A responsibility to care for the environment goes hand in hand with hunting and fishing, a visiting conservation consultant and angler believes.
American Tom Sadler, who will speak at the Fishes for Fish Habitat Forum this week, visited Lake Canobolas yesterday during a tour of popular fishing spots in NSW.
The lake has been improved by volunteer groups and government organisations over the past seven years, with willows removed, water quality improved, flows into the lake increased and native species returned.
Mr Sadler said the projects at Lake Canobolas, spearheaded by local angler Rodney Tonkin, were an example of how people could improve their resources for the benefit of both the environment and fishing enthusiasts.
“It’s the volunteer activity of people getting together and saying it doesn’t have to be like this,” he said. “If you’re going to be a steward of the land, which is incumbent on people involved in hunting and fishing, then giving your time, money and energy to help create the habitat is vitally important.”
Mr Sadler has been a conservation consultant and advocate for 15 years and is a professional fly fishing instructor.

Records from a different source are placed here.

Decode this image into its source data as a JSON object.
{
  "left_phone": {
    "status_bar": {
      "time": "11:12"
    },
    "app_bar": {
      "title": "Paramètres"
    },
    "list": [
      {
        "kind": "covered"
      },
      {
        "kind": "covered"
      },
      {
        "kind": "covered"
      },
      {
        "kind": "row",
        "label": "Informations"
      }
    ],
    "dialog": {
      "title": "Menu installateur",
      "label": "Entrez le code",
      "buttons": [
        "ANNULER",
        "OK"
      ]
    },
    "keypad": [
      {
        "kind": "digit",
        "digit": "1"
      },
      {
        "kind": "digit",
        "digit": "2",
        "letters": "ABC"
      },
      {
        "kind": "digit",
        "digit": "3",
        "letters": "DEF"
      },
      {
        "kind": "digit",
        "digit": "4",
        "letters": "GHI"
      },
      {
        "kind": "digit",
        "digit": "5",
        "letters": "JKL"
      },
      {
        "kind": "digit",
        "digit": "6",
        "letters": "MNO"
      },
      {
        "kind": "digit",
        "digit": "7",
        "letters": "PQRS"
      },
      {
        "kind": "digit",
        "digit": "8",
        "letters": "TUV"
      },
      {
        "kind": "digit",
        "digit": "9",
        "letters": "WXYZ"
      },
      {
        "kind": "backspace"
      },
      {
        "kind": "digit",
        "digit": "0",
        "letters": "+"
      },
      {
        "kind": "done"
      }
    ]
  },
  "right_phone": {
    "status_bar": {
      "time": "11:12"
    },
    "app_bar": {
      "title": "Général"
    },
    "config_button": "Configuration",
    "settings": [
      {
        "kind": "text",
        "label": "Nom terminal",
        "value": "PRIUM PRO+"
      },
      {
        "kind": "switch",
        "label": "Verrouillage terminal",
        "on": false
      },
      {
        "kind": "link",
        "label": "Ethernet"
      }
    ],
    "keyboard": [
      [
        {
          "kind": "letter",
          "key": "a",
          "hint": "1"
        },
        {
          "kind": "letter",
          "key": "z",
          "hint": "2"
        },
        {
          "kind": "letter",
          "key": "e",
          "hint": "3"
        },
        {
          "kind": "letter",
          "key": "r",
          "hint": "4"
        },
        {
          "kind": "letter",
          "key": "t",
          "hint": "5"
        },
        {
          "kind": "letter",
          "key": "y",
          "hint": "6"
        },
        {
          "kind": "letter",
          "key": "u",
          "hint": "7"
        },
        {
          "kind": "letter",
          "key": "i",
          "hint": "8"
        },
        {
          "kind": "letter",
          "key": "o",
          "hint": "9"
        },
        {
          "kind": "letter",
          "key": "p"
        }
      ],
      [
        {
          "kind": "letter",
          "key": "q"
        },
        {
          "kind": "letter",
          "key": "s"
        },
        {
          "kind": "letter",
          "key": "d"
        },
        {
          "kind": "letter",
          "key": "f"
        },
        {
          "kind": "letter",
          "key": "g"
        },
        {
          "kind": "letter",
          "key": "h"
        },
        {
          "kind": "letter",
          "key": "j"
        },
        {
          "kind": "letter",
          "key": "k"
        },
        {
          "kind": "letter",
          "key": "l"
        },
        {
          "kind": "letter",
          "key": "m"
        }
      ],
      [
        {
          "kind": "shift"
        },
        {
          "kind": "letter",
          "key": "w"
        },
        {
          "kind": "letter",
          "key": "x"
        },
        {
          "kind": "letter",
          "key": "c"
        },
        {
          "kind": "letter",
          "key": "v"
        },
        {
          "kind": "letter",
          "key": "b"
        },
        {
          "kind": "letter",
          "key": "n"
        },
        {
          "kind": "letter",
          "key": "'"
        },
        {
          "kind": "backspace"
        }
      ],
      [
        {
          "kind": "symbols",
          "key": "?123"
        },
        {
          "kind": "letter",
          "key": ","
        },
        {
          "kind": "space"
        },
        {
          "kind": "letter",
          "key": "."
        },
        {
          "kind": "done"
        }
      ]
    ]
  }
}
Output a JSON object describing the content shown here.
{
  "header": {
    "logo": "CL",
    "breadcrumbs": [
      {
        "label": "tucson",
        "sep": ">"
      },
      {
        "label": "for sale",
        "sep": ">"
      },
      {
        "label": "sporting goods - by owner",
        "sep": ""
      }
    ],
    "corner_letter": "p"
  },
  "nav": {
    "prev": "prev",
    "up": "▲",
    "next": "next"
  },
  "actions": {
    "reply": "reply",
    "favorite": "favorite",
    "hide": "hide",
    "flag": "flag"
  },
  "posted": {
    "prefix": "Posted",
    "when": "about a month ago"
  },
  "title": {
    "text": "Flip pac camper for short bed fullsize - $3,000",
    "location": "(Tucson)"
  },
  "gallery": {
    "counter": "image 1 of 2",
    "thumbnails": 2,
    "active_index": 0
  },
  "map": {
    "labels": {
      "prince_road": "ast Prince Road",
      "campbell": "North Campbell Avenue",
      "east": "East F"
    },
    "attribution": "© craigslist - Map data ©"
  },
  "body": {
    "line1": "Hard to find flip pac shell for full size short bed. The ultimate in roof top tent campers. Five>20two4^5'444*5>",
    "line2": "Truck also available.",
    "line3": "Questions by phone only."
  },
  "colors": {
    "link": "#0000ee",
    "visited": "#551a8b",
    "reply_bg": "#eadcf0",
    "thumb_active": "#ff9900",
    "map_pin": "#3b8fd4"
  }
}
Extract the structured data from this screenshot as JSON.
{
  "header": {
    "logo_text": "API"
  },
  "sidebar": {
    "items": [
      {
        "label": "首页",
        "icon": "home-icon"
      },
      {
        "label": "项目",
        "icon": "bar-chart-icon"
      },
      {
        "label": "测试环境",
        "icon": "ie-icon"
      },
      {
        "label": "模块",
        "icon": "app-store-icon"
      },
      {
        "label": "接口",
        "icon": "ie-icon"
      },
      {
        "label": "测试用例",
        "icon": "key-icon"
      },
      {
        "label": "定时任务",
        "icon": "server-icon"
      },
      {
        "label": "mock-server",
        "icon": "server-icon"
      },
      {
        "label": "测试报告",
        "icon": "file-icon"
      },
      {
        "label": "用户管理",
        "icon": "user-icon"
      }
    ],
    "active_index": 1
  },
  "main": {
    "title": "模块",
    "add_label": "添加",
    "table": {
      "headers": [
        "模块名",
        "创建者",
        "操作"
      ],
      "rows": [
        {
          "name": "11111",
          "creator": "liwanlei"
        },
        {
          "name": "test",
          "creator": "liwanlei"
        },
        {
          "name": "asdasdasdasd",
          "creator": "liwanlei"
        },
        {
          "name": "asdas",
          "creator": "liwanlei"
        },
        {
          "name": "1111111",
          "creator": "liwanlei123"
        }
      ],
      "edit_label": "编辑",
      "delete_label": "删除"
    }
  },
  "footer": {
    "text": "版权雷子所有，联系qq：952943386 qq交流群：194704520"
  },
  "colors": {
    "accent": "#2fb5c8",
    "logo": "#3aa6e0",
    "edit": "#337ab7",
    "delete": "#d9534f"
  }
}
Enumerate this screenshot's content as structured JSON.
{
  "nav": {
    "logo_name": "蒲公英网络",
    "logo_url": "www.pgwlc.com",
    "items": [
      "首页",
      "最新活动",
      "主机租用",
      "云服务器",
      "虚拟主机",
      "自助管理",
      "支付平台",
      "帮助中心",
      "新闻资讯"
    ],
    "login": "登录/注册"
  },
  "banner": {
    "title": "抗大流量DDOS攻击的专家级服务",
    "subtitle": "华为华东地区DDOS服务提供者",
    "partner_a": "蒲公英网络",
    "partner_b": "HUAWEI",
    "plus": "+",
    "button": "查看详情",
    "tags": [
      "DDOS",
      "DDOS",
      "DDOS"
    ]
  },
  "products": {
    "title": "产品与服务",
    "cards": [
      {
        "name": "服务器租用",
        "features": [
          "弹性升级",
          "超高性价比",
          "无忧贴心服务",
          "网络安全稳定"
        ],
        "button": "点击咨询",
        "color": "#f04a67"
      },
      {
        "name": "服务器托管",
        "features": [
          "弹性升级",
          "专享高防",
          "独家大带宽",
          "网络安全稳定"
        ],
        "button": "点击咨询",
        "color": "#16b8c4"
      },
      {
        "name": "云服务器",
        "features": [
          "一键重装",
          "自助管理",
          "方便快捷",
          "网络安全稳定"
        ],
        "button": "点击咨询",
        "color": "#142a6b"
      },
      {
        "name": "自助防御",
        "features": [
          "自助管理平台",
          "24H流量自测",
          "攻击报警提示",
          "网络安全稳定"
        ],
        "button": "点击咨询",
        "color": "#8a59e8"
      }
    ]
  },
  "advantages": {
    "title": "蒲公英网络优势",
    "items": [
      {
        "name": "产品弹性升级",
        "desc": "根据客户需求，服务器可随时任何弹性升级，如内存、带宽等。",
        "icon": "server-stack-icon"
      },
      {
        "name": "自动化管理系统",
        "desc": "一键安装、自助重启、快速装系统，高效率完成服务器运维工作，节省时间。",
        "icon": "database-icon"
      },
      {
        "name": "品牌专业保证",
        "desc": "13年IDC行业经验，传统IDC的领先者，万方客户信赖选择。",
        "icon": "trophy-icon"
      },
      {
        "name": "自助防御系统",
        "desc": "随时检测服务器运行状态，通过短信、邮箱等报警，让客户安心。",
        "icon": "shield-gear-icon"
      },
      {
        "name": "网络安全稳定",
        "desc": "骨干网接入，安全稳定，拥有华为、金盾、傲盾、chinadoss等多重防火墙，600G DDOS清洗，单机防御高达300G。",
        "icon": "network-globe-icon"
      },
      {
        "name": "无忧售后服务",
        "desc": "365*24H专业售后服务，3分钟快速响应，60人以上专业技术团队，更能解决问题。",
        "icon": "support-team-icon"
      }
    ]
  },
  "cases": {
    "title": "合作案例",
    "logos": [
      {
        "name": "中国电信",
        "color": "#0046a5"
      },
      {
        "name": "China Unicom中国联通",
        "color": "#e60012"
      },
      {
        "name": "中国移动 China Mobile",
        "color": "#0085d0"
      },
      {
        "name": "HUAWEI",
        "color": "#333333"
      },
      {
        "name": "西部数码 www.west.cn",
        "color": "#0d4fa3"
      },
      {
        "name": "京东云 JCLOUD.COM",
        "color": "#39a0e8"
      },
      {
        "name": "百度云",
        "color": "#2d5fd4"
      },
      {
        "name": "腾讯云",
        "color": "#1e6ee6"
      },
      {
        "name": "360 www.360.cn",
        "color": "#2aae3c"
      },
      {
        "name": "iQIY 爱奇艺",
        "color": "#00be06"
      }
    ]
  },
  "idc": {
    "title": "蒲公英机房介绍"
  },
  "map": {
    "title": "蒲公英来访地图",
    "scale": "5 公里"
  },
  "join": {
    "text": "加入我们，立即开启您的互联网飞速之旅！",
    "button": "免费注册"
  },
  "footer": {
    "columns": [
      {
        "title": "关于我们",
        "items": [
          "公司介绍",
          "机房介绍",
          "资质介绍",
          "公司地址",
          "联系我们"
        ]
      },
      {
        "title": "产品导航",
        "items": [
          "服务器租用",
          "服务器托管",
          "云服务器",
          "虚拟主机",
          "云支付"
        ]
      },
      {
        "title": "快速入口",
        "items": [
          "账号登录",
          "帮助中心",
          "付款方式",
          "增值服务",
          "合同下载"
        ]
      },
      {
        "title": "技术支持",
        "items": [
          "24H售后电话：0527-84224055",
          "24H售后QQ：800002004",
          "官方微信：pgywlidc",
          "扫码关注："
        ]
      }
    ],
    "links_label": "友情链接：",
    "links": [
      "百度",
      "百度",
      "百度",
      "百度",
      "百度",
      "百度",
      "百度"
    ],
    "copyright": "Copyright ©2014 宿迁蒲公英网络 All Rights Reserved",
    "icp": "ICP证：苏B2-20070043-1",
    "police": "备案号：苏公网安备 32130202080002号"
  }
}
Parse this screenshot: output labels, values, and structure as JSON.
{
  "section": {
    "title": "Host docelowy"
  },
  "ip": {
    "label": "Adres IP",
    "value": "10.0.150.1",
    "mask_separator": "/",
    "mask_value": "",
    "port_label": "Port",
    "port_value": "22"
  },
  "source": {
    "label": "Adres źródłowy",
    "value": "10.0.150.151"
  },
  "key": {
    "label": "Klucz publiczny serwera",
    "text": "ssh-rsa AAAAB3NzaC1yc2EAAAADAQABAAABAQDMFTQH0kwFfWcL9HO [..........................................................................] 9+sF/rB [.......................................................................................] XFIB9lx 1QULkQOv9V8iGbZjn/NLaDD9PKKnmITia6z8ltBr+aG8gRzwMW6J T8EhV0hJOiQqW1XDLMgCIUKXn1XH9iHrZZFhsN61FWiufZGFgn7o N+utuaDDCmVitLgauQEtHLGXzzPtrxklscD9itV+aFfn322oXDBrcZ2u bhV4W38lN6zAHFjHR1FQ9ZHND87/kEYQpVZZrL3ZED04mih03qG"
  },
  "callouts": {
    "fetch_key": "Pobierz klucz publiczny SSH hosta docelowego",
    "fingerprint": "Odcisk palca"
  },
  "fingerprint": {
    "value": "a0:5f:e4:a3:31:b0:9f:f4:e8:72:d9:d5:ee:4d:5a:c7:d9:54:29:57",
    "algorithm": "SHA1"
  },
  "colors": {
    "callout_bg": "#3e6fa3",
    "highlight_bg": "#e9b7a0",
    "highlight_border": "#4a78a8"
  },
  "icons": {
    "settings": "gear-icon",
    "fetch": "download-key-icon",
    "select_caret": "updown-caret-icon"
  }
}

He said the United States had a national program to improve waterways while involving anglers at individual sites.
“Habitat equals recreational opportunity and recreational opportunity equals economic activity,” he said. “From what I’ve seen here the recreational opportunities are remarkable. It’s beautiful. You have a treasure here. I hope I can encourage the recreational anglers in Australia to take heart from some of the activities in the States.”
There are 1.7 million recreational anglers in NSW.
Industry and Investment NSW conservation manager Charlotte Jenkins said those anglers were becoming more aware of the need to put effort into maintaining waterways.
“They are certainly becoming more aware of the environment they’re fishing in and of the native species that need a lot of help,” she said.